A RIAA decidiu colocar no mesmo grupo de “ameaças” da indústria que já contava com sites de Torrents ou serviços que “ripam” as músicas em formato digital pelas mais diferentes vias (como, por exemplo, a conversão dos vídeos do YouTube no formato .MP3) os serviços de inteligência artificial que estão mixando as músicas originais para criar uma nova canção completamente diferente, original e livre dos direitos de autor, com resultados muito similares ao original.
Mais uma vez, é a tecnologia driblando a RIAA para oferecer música de graça para todos.
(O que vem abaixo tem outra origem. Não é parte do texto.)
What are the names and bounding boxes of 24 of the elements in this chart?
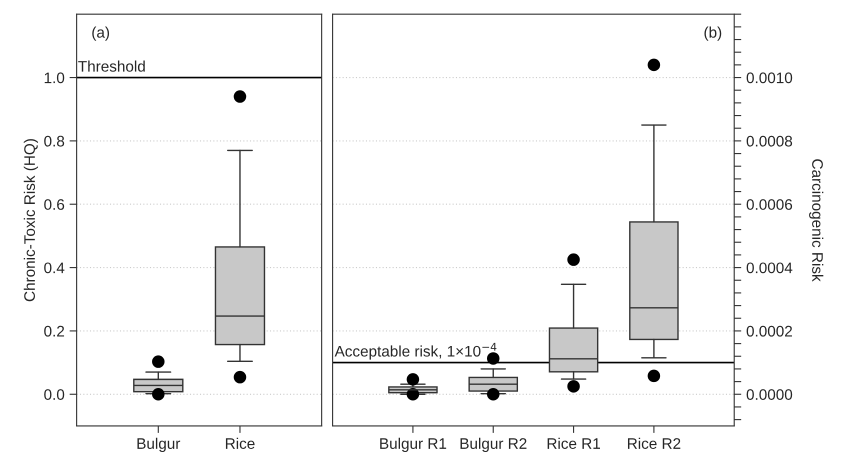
x-tick-label: Rice R2 xyxy=(628,438,680,449)
ref-line-label: Threshold xyxy=(78,60,145,72)
y-axis-title: Chronic-Toxic Risk (HQ) xyxy=(24,139,38,302)
y-axis-title: Carcinogenic Risk xyxy=(809,159,824,282)
y-tick-label: 0.2 xyxy=(44,326,64,337)
y-tick-label: 0.8 xyxy=(44,136,64,147)
y-tick-label: 0.4 xyxy=(44,262,64,274)
y-tick-label: 0.0010 xyxy=(746,72,792,84)
y-tick-label: 0.0004 xyxy=(746,262,792,274)
y-tick-label: 0.0008 xyxy=(746,136,792,147)
y-tick-label: 0.0000 xyxy=(746,389,792,400)
y-tick-label: 0.0006 xyxy=(746,199,792,210)
x-tick-label: Bulgur R2 xyxy=(460,438,526,452)
y-tick-label: 0.0002 xyxy=(746,326,792,337)
x-tick-label: Rice xyxy=(226,438,255,449)
x-tick-label: Rice R1 xyxy=(548,438,600,449)
ref-line-label: Acceptable risk, 1×10$^{−4}$ xyxy=(334,342,496,360)
y-tick-label: 0.6 xyxy=(44,199,64,210)
annotation: (b) xyxy=(704,26,722,41)
x-tick-label: Bulgur R1 xyxy=(380,438,446,452)
x-tick-label: Bulgur xyxy=(137,438,180,452)
annotation: (a) xyxy=(92,26,110,41)
y-tick-label: 1.0 xyxy=(44,72,64,84)
y-tick-label: 0.0 xyxy=(44,389,64,400)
E, dessa vez, estão pegando um enorme vácuo legal que pode fugir completamente do controle das gravadoras se o que hoje é considerado ainda “um experimento” se transformar em tendência.
De acordo com os responsáveis da RIAA (todos em posição fetal, em um canto escuro, chorando e gemendo, com medo):
“Existem serviços online que, supostamente utilizando inteligência artificial (IA), extraem, ou melhor, copiam as vozes, os instrumentos, ou parte dos instrumentos de uma gravação sonora, e/ou geram, masterizam ou remixar uma gravação para ser muito semelhante ou quase tão boa quanto as faixas de referência de artistas de gravação de som selecionados e conhecidos.”
O problema aqui é a combinação das músicas de referência para criar a nova canção. Quem é que tem o direito sobre essa nova música? E, para piorar, os resultados são tão bons, que dá mesmo para confundir com os artistas originais.
Outra questão importante está nos softwares que removem as vozes dos intérpretes originais para oferecer versões incidentais das canções para outras finalidades. Seja para que as pessoas possam ter um karaokê em casa, seja para incluir uma voz de outro cantor modificada por computador ou para qualquer outra finalidade alheia aos direitos originais do registro fonográfico.
Para a RIAA, os serviços online de mixagem são utilizados para criar versões alternativas das canções originais sem a permissão dos seus autores. Para todos os casos, a entidade interpreta que o resultado final são cópias não autorizadas ou trabalhos derivados não autorizados das músicas originais, seus intérpretes e detentores dos direitos.
O debate está servido
De novo, estamos diante do debate dos direitos autorais dos artistas que, de forma legítima, merecem receber os royalties dos seus respectivos trabalhos. O problema é que, durante muito tempo, as gravadoras ditaram as regras sozinhas, sem oferecer o valor merecido para os artistas, e cobrando preços absurdos dos fãs de música por CDs e downloads de álbuns em formato digital ou canções em separado.
Ao longo dos últimos 25 anos (pelo menos), o jogo virou, e o cenário mudou bastante. O consumo de música está muito mais democrático, e não apenas porque o Napster ou o BitTorrent começaram a cultura de compartilhamento de música digital de graça na internet. Iniciativas como Apple Music e Spotify deixaram o jogo muito mais dinâmico, e retiraram o poder das gravadoras em determinar o que as pessoas devem ouvir e – a pior parte – cobrar o que quiser por isso.
A RIAA está, de novo, desesperada, porque a sua grande inimiga do último quarto de século deu as caras novamente. A boa e velha tecnologia (a nossa grande amiga) surge novamente para oferecer alternativas para os usuários, ameaçando mais uma vez a tentativa patética em restabelecer um controle que não está mais nas mãos das grandes empresas da indústria musical.
Por outro lado, o mundo da música agora entra no mesmo debate que a TV e o mundo das artes estão discutindo a algum tempo. É a sua versão das deepfakes, com a diferença que os artistas prejudicados não necessariamente terão as suas respectivas imagens e reputações afetadas pelas canções mixadas.
Só vão ficar com menos dinheiro no bolso mesmo.